Now the database does the encryption/decryption. Your SA trying to read the datafiles will just see rubbish, but the application will be able to run unchanged. We’ve protected against the SA.
What it doesn’t protect against, though, is the DBA. The DBA can connect to the database and read anything. It also doesn’t protect against the SA trying to get hold of the encryption keys or gain DBA privileges (switch to the Oracle group?)
This level is effectively transparent to the database users (hence the TDE terminology), which makes it nice to implement (no application code change is necessary).
So be aware of the limitations: database level encryption can protect from disk loss or for someone being able to read the raw data files, but it doesn’t protect against authorized privileged users of the database (DBAs) or people who can become privileged users.
Application level encryption (ALE)
So now we get into the application itself; the app is modified to encrypt the data. You might use a tools from companies such as Vormetric or Voltage, which can be configured to talk to a HSM to get encryption keys.
At this stage the application can decide which columns to encrypt. You might want to encrypt a customer’s name and address, but not necessarily the date of a purchase.

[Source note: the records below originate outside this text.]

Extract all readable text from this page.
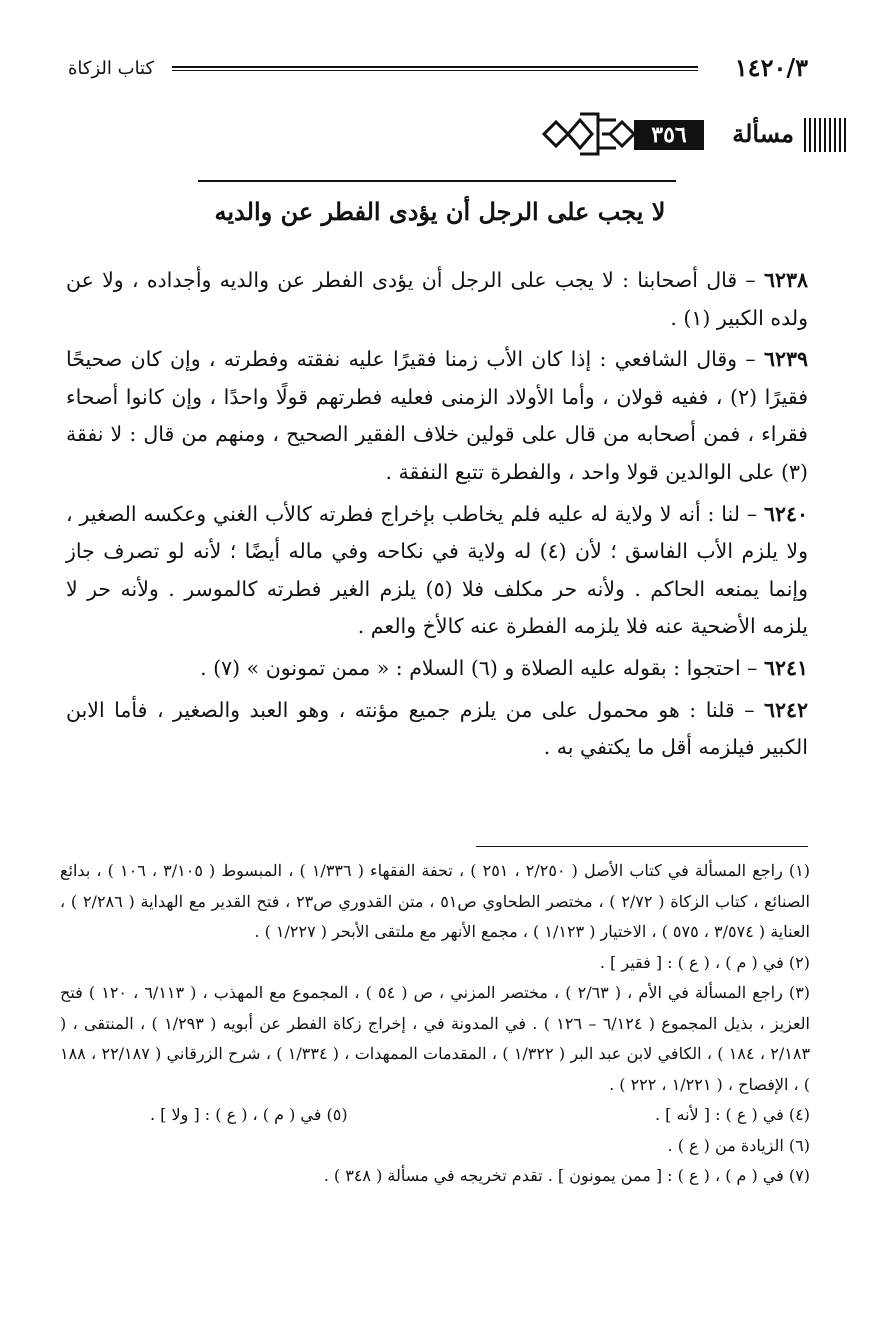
١٤٢٠/٣
كتاب الزكاة
مسألة
٣٥٦
لا يجب على الرجل أن يؤدى الفطر عن والديه

٦٢٣٨ – قال أصحابنا : لا يجب على الرجل أن يؤدى الفطر عن والديه وأجداده ، ولا عن ولده الكبير (١) .

٦٢٣٩ – وقال الشافعي : إذا كان الأب زمنا فقيرًا عليه نفقته وفطرته ، وإن كان صحيحًا فقيرًا (٢) ، ففيه قولان ، وأما الأولاد الزمنى فعليه فطرتهم قولًا واحدًا ، وإن كانوا أصحاء فقراء ، فمن أصحابه من قال على قولين خلاف الفقير الصحيح ، ومنهم من قال : لا نفقة (٣) على الوالدين قولا واحد ، والفطرة تتبع النفقة .

٦٢٤٠ – لنا : أنه لا ولاية له عليه فلم يخاطب بإخراج فطرته كالأب الغني وعكسه الصغير ، ولا يلزم الأب الفاسق ؛ لأن (٤) له ولاية في نكاحه وفي ماله أيضًا ؛ لأنه لو تصرف جاز وإنما يمنعه الحاكم . ولأنه حر مكلف فلا (٥) يلزم الغير فطرته كالموسر . ولأنه حر لا يلزمه الأضحية عنه فلا يلزمه الفطرة عنه كالأخ والعم .

٦٢٤١ – احتجوا : بقوله عليه الصلاة و (٦) السلام : « ممن تمونون » (٧) .

٦٢٤٢ – قلنا : هو محمول على من يلزم جميع مؤنته ، وهو العبد والصغير ، فأما الابن الكبير فيلزمه أقل ما يكتفي به .

(١) راجع المسألة في كتاب الأصل ( ٢/٢٥٠ ، ٢٥١ ) ، تحفة الفقهاء ( ١/٣٣٦ ) ، المبسوط ( ٣/١٠٥ ، ١٠٦ ) ، بدائع الصنائع ، كتاب الزكاة ( ٢/٧٢ ) ، مختصر الطحاوي ص٥١ ، متن القدوري ص٢٣ ، فتح القدير مع الهداية ( ٢/٢٨٦ ) ، العناية ( ٣/٥٧٤ ، ٥٧٥ ) ، الاختيار ( ١/١٢٣ ) ، مجمع الأنهر مع ملتقى الأبحر ( ١/٢٢٧ ) .

(٢) في ( م ) ، ( ع ) : [ فقير ] .

(٣) راجع المسألة في الأم ، ( ٢/٦٣ ) ، مختصر المزني ، ص ( ٥٤ ) ، المجموع مع المهذب ، ( ٦/١١٣ ، ١٢٠ ) فتح العزيز ، بذيل المجموع ( ٦/١٢٤ – ١٢٦ ) . في المدونة في ، إخراج زكاة الفطر عن أبويه ( ١/٢٩٣ ) ، المنتقى ، ( ٢/١٨٣ ، ١٨٤ ) ، الكافي لابن عبد البر ( ١/٣٢٢ ) ، المقدمات الممهدات ، ( ١/٣٣٤ ) ، شرح الزرقاني ( ٢٢/١٨٧ ، ١٨٨ ) ، الإفصاح ، ( ١/٢٢١ ، ٢٢٢ ) .

(٤) في ( ع ) : [ لأنه ] .
(٥) في ( م ) ، ( ع ) : [ ولا ] .

(٦) الزيادة من ( ع ) .

(٧) في ( م ) ، ( ع ) : [ ممن يمونون ] . تقدم تخريجه في مسألة ( ٣٤٨ ) .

ALE is the most intrusive into an application because the app needs to be modified to perform the encryption.
Depending on the type of data you may want to use Format Preserving Encryption so the data looks in the same format as the original (e.g. credit card numbers), which will allow some applications to continue to work on the encrypted data, rather than needing to decrypt it every time. (This is a good use case, when storing data in the public cloud; if your app can work on FPE data then the risk of exposure by running it in the cloud is a lot smaller than having to decrypt it each time).
Now neither the SA nor the DBA have direct access to the data, although they still may be able to abuse privileges to get hold of the encryption key or authentication tokens to talk to the HSM.

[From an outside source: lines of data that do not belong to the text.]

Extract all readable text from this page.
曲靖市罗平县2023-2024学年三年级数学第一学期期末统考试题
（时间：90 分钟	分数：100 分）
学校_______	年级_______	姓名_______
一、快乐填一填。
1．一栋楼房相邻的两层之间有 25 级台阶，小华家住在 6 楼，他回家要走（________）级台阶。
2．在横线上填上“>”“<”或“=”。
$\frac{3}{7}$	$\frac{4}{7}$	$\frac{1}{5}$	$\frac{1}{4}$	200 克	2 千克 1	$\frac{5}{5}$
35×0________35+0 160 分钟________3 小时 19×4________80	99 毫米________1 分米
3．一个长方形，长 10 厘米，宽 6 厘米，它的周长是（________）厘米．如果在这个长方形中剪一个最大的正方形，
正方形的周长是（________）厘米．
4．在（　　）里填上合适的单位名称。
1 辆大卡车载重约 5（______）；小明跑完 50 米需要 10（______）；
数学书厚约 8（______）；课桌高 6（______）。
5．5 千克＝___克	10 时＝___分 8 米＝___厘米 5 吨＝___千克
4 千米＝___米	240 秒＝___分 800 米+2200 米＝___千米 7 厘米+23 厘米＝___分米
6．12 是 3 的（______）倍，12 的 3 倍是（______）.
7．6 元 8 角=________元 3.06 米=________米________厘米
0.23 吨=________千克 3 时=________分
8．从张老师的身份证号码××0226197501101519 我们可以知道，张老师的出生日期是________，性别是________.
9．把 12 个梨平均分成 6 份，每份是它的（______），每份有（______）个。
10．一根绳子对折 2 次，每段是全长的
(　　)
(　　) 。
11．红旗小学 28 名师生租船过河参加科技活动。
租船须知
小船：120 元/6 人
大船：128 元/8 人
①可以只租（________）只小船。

Of course your application may still need to be able to decrypt the data (how can you send an order if you can’t decrypt the name and address?), which means that you are still at risk from rogue developers or errors at the application layer, but you may be protected from a SQL injection type attack because the resulting dataset would be encrypted
What about cloud storage?
You need to think of “who has access? who can attack?”. So let’s say you’re storing stuff in Amazon S3 and decide to use server side encryption. Accidentally you allow the buckets to be read by the world, but without decryption. So you’ve protected against “raw data theft” (compare to disk leaving the data center). But you haven’t protected against theft by “authorized” users, because the S3 API will do the decryption for you. You’re also vulnerable to admins of the Amazon account who can modify the rules…
Similarly if you use EBS attached to the S3 instance and encrypt it with LUKS then you may be safe from the admins, but the SAs of the VMs can still access the data. Of course if you’re doing hands off delivery and don’t allow anyone to login then there may not be any SAs :-)
I like to look at technology as a stack of things sitting on top of each other.
So your app sits on top of a database, which sits on top of an OS, which sits on top of a machine.
Encryption at different layers protects against attacks at that level of the stack; SEDs can protect against “machine” attacks, but doesn’t protect against higher levels of the stack.
In a modern deployment you should consider device encryption as the lowest level requirement, even inside a datacenter. Disks do walk, even with the best of processes. But just because you have this low level encryption it does not mean you have “solved” the encryption problem. You need to look at your attack surface and pick a level that’s appropriate.
Sorry, developers, just because you have an encrypted disk or database TDE doesn’t mean you can avoid doing ALE!